Numéro 7 - Juillet 2020

Bulletin des arrêts des chambres civiles

Bulletin des arrêts des chambres civiles

Numéro 7 - Juillet 2020

PROTECTION DES CONSOMMATEURS

2e Civ., 2 juillet 2020, n° 19-15.736, (P)

Cassation

Surendettement – Procédure de rétablissement personnel – Procédure de rétablissement personnel avec liquidation judiciaire – Clôture – Clôture pour insuffisance d'actif – Conditions – Conditions visées à l'article L. 332-9, alinéa 1, in fine, du code de la consommation – Appréciation – Office du juge – Détermination – Portée

Il résulte des articles R. 334-10, devenu R. 742-17, et L. 332-9, alinéa 1, in fine, devenu L. 742-21, du code de la consommation que lorsque la liquidation judiciaire du patrimoine du débiteur n'a pas été prononcée, le juge ne peut prononcer la clôture de la procédure de rétablissement personnel pour insuffisance d'actif que s'il constate que le débiteur ne possède rien d'autre que des meubles meublants nécessaires à la vie courante et des biens non professionnels indispensables à l'exercice de son activité professionnelle, ou que son actif n'est constitué que de biens dépourvus de valeur marchande ou dont les frais de vente seraient manifestement disproportionnés au regard de leur valeur vénale.

Faits et procédure

1. Selon l'arrêt attaqué (cour d'appel de Versailles, 28 février 2019) et les productions, le juge d'un tribunal d'instance a, par jugement du 10 décembre 2015, prononcé l'ouverture d'une procédure de rétablissement personnel avec liquidation judiciaire au profit de Mme J... et désigné un mandataire.

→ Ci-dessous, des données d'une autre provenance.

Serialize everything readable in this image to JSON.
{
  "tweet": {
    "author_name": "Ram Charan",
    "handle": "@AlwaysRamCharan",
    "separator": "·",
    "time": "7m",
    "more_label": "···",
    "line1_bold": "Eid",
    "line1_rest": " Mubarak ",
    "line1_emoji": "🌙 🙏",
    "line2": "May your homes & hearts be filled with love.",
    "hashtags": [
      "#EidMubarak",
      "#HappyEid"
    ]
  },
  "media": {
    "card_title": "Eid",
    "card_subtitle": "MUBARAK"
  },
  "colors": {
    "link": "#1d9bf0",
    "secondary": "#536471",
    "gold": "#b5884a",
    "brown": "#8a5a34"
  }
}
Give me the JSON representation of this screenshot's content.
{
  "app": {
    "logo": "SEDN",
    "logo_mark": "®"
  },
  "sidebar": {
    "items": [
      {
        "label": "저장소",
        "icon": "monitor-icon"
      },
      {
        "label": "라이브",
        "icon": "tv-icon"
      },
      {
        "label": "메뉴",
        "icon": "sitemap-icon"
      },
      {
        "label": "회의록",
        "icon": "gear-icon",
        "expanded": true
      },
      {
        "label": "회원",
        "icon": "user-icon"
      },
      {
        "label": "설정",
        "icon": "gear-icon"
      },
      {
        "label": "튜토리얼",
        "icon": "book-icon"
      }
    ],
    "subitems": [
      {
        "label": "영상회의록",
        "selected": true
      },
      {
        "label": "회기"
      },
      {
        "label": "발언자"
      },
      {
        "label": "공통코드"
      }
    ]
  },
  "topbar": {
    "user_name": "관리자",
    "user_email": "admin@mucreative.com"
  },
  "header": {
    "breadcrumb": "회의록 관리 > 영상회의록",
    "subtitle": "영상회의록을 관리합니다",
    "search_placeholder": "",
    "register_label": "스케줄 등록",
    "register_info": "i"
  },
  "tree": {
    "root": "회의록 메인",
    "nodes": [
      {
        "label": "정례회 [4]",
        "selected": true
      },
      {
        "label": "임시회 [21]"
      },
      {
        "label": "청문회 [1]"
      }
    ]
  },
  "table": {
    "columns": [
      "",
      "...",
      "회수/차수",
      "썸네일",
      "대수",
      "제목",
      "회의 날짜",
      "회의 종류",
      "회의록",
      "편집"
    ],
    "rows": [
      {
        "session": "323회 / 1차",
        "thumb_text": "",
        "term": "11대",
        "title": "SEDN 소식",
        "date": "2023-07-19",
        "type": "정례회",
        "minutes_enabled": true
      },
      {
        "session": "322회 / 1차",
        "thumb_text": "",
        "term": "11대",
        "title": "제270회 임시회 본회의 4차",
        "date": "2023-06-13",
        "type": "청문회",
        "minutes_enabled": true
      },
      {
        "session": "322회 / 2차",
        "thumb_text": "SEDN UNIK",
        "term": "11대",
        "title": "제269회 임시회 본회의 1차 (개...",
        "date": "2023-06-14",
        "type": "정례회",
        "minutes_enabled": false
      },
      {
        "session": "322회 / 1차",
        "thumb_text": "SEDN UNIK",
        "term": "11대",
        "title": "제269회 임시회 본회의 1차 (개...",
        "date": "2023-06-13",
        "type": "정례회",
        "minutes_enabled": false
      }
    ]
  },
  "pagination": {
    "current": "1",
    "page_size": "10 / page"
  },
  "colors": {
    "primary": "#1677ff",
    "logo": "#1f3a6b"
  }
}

2. Après le dépôt par ce dernier du bilan économique et social, le juge a, par jugement du 29 mai 2017, arrêté les créances et prononcé la clôture de la procédure de rétablissement personnel pour insuffisance d'actif.

3. L'un des créanciers, la caisse régionale de Crédit agricole mutuel Nord de France (la banque), a interjeté appel de ce jugement.

Examen du moyen

Sur le moyen, pris en sa première branche

Enoncé du moyen

4. La banque fait grief à l'arrêt de prononcer la clôture pour insuffisance d'actif de la procédure de rétablissement personnel ouverte au profit de Mme J... et de dire que la clôture pour insuffisance d'actif entraînait en conséquence l'effacement de la dette envers elle pour un montant de 175 199,76 euros, bénéficiant d'une hypothèque conventionnelle publiée le 6 juin 2007 alors « que le juge a l'obligation de ne pas dénaturer les écrits qui lui sont soumis que le jugement rendu le 10 décembre 2015 par le tribunal d'instance d'Asnières-sur-Seine avait, dans son dispositif (p. 3, in fine, à p. 4, in limine), « prononc[é] l'ouverture d'une procédure de rétablissement personnel avec liquidation judiciaire au bénéfice de madame V... J... » et « désign[é] la SELARL [...] (...) en qualité de mandataire, avec pour mission :

- de procéder aux mesures de publicité destinées à recenser les créanciers, / - de recevoir leurs déclarations de créances dans un délai de deux mois à compter de la publicité du jugement d'ouverture (...), / - de dresser un bilan de la situation économique et sociale de la débitrice, / - de vérifier les créances et d'évaluer les éléments d'actif et de passif » que, par ce jugement, le tribunal d'instance n'avait donc pas prononcé – et n'aurait du reste pu légalement prononcer – la liquidation judiciaire du patrimoine personnel de madame J..., ni désigné un liquidateur pour y procéder qu'en énonçant pourtant, pour retenir qu'eu égard à l'autorité de la chose jugée, la CRCAM Nord de France n'était pas recevable à demander le prononcé de la liquidation judiciaire du patrimoine de Mme J... et la désignation d'un liquidateur puis prononcer la clôture pour insuffisance d'actif, que le jugement en date du 10 décembre 2015, devenu irrévocable, avait d'ores et déjà pris ces décisions, c'est-à-dire prononcé la liquidation et désigné un liquidateur, la cour d'appel a méconnu l'obligation faite au juge de ne pas dénaturer les écrits qui lui sont soumis ».

Réponse de la Cour

Vu l'interdiction faite au juge de dénaturer l'écrit qui lui est soumis :

5. Pour confirmer le jugement, l'arrêt retient qu'eu égard à l'autorité de la chose jugée, la banque est irrecevable à demander à la cour d'appel de prononcer la liquidation judiciaire du patrimoine personnel de Mme J... et de désigner un liquidateur puisque ces décisions ont été prises par le jugement en date du 10 décembre 2015 et aujourd'hui définitif.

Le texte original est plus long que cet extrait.